In its response, the Federal Ministry of Finance reaffirmed that the 15 percent tariff policy is part of President Tinubu’s broader economic reform agenda aimed at repositioning Nigeria for sustainable growth. The ministry noted that the government is aware of the temporary economic strain the measure might cause but assured that it is working on mitigating strategies, including targeted social interventions for low-income earners and vulnerable households.
“The ultimate goal is to ensure energy self-sufficiency and reduce dependence on imported products that drain the nation’s resources.

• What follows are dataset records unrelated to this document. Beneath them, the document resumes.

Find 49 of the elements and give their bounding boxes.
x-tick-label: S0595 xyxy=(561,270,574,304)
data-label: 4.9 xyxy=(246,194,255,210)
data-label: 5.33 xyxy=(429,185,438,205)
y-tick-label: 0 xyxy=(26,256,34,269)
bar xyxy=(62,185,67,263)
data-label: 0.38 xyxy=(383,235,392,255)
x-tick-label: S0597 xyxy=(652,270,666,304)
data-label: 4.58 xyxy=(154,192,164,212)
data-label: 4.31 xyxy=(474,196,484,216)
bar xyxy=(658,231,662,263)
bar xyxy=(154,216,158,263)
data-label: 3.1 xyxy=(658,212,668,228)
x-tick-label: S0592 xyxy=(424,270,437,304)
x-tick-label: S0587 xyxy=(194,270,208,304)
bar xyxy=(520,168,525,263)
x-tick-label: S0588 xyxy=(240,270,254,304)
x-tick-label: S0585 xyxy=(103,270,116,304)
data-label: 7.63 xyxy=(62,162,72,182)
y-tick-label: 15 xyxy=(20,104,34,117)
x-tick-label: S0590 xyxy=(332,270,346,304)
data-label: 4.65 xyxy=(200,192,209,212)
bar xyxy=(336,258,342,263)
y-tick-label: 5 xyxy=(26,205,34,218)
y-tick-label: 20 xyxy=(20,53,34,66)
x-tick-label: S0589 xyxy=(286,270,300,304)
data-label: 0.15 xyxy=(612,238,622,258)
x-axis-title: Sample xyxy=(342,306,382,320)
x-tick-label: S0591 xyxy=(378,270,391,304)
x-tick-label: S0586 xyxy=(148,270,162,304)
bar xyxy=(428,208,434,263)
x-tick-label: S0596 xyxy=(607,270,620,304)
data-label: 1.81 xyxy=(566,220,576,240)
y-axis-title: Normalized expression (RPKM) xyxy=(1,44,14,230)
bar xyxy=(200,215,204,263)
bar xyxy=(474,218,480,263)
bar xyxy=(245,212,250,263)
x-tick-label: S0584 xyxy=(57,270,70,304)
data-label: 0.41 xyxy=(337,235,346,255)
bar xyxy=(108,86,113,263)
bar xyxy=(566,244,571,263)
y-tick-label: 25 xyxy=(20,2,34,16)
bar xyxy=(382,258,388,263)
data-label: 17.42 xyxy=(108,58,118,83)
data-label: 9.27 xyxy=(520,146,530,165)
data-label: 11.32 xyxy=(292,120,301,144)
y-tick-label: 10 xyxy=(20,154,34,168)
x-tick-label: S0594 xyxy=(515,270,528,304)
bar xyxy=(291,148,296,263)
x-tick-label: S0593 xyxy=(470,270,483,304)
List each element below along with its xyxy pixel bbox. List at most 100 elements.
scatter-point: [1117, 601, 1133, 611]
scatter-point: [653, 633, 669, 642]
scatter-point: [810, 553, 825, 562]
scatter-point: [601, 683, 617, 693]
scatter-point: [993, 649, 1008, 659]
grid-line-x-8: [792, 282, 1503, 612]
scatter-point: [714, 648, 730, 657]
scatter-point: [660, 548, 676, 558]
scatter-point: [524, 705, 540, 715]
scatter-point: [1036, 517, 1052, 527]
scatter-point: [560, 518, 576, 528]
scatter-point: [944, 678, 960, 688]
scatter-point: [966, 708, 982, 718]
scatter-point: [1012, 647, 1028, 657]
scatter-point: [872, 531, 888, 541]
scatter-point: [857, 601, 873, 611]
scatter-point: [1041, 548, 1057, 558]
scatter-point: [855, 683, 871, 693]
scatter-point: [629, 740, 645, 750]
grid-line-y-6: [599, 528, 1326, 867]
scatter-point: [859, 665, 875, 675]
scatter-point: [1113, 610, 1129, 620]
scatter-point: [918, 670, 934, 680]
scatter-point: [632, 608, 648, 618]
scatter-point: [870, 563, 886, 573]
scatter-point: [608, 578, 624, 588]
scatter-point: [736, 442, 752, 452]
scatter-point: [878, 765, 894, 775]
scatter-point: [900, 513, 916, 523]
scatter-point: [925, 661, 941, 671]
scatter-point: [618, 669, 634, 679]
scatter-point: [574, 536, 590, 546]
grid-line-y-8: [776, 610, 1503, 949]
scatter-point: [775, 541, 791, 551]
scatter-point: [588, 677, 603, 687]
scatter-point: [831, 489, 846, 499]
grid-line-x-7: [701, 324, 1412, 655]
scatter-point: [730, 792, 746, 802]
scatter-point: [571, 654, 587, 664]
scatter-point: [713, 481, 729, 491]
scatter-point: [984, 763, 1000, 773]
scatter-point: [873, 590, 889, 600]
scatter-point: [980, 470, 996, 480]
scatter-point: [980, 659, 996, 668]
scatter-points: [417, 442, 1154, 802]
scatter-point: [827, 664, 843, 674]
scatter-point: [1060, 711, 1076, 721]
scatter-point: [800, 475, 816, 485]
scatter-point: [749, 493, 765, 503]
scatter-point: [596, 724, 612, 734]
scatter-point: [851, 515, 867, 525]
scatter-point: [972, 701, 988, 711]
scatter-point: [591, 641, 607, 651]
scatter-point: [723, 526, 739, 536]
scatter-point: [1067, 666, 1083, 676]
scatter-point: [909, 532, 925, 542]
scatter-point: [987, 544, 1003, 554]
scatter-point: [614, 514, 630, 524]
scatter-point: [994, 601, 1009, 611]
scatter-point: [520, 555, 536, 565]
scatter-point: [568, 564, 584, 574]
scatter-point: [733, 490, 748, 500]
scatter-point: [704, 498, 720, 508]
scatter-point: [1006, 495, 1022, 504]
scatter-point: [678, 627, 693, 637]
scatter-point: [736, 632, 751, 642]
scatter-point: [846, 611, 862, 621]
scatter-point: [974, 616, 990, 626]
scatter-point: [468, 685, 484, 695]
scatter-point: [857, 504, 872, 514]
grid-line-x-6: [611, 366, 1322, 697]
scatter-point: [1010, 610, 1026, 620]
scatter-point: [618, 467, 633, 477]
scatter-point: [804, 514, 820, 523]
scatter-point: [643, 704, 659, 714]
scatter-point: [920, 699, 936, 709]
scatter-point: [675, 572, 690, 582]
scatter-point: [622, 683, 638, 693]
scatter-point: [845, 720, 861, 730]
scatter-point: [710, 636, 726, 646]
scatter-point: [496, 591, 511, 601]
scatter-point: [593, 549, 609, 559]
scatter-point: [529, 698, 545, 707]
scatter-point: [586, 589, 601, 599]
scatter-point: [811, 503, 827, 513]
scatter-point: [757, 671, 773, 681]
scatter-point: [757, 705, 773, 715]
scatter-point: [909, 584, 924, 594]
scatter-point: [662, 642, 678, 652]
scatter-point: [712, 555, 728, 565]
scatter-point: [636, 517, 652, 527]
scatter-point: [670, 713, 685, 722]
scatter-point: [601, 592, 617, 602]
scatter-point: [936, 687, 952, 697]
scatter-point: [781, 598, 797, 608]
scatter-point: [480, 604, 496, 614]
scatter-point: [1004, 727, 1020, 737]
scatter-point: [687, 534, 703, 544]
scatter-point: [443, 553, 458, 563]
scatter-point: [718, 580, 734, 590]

The tariff will help protect local investment while boosting job creation,” a senior ministry official stated.
The government’s decision comes amid renewed optimism about Nigeria’s refining future. With the Port Harcourt Refinery nearing full rehabilitation and private sector projects like BUA Refinery and Dangi Energy Refinery underway, the administration believes the country is on the verge of ending its decades-long reliance on imported petroleum products.
Manufacturers across Northern Nigeria expressed hope that the policy would also help address logistics and power challenges that have crippled industrial growth for years. “Stable fuel availability is key to reviving northern industries. If local refineries function optimally, we will not only create jobs but also enhance productivity across sectors,” said Aisha Suleiman, Managing Director of a Kano-based manufacturing firm.
The NMA concluded its statement by urging all stakeholders—including fuel marketers, regulators, and investors—to align with the new direction of the Nigerian economy. “It is time for national commitment to self-reliance. This tariff is not just a fiscal policy; it is a patriotic call to rebuild Nigeria’s industrial base,” Ibrahim said.